Suppose we want to know if Megyn is justified in her belief that Donald is not a good candidate to be President of the United States. We’ll want to know something about Megyn’s reasons. Has Megyn researced Donald’s preferred economic and foreign policies? Does she know something about his diplomatic skill? Or has she based her belief on his mannerisms and personal appearance? Is her objection merely an instinctive reaction against Donald’s personality or style? It is crucial that we understand Megyn’s reasons.

Or suppose we are debating human cloning.

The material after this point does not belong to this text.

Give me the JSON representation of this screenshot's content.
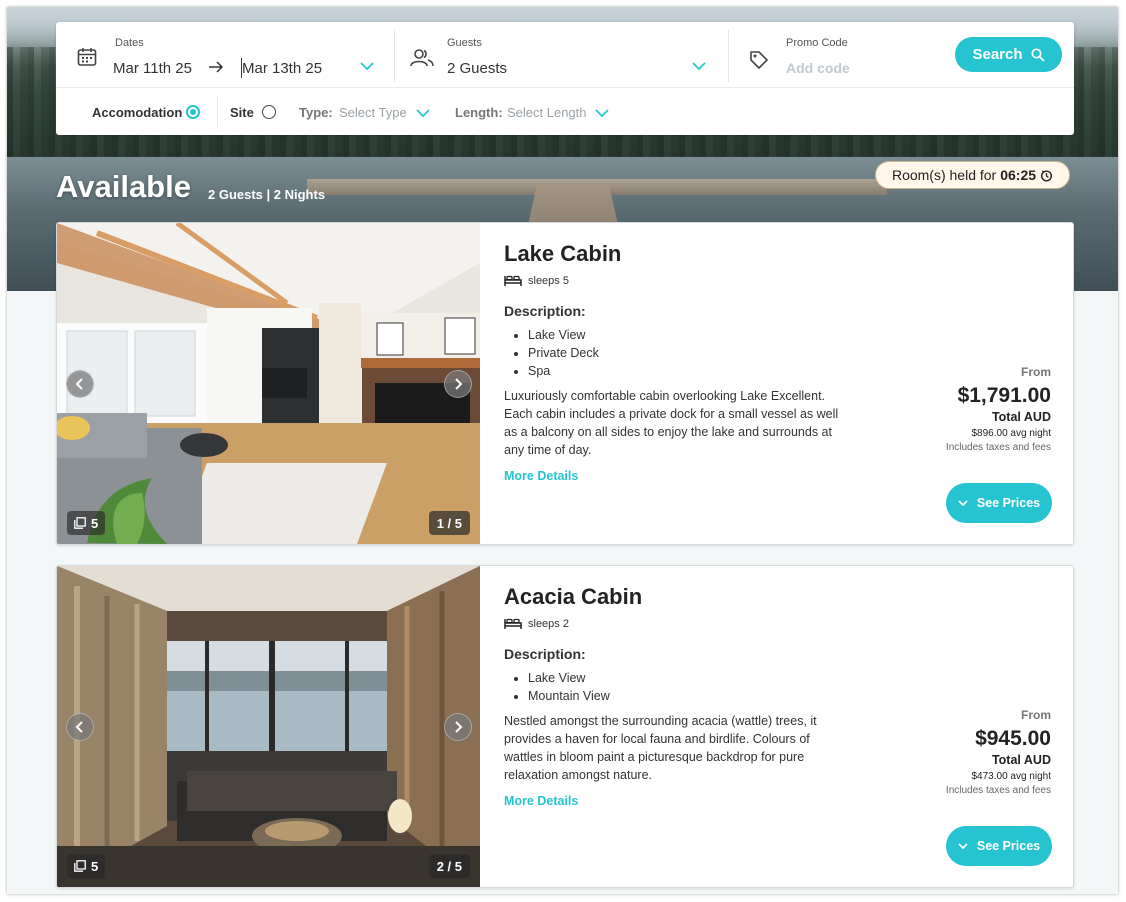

If Roger can explain his opposition to cloning with careful legal, ethical and scientific arguments, we will respect his belief. If he says that cloning just makes him feel “yukky” we will be less impressed with his belief. Once again, it is the reasons for Roger’s belief which are important. To be rational our thoughts must be shaped by reflection and reasoning, by norms appropriate to the subject under consideration.

Rationality demands understanding and reasoning, and that there must be more to each person than their brains and its various outputs and inputs. A computer can translate a sentence from one language to another without understanding a single word of it. A calculator may be reliable, but it is not rational. Furthermore, some sort of responsibility for a proportion of our beliefs seems to be necessary for rationality. A deterministic system doesn’t meet the requirements for rationality.

A rational inference is not the output of a chain of non-rational events in a physical system. If the biologist’s beliefs about brains and brain functions are just attributable to biological causes, and not to inference and reasoning, then he has no warrant for those beliefs.  To be rational one subject must be able to form premises, see logical connections, make inferences and draw conclusions. The subject – or self – needs to be able to remember, consider and decide. To make a good inference one subjective awareness must grasp the content of numerous beliefs and see the rational connections between them.

Yet scientific naturalism cannot make room for a substantial self: for naturalism, scientific explanations act as a “universal acid”, driving other explanations from the field. This being the case, there is no room in naturalism’s ontology for an immaterial self who can consider the content of beliefs, draw inferences and act on them. On scientific naturalism, then, it seems that no-one can be a rational agent.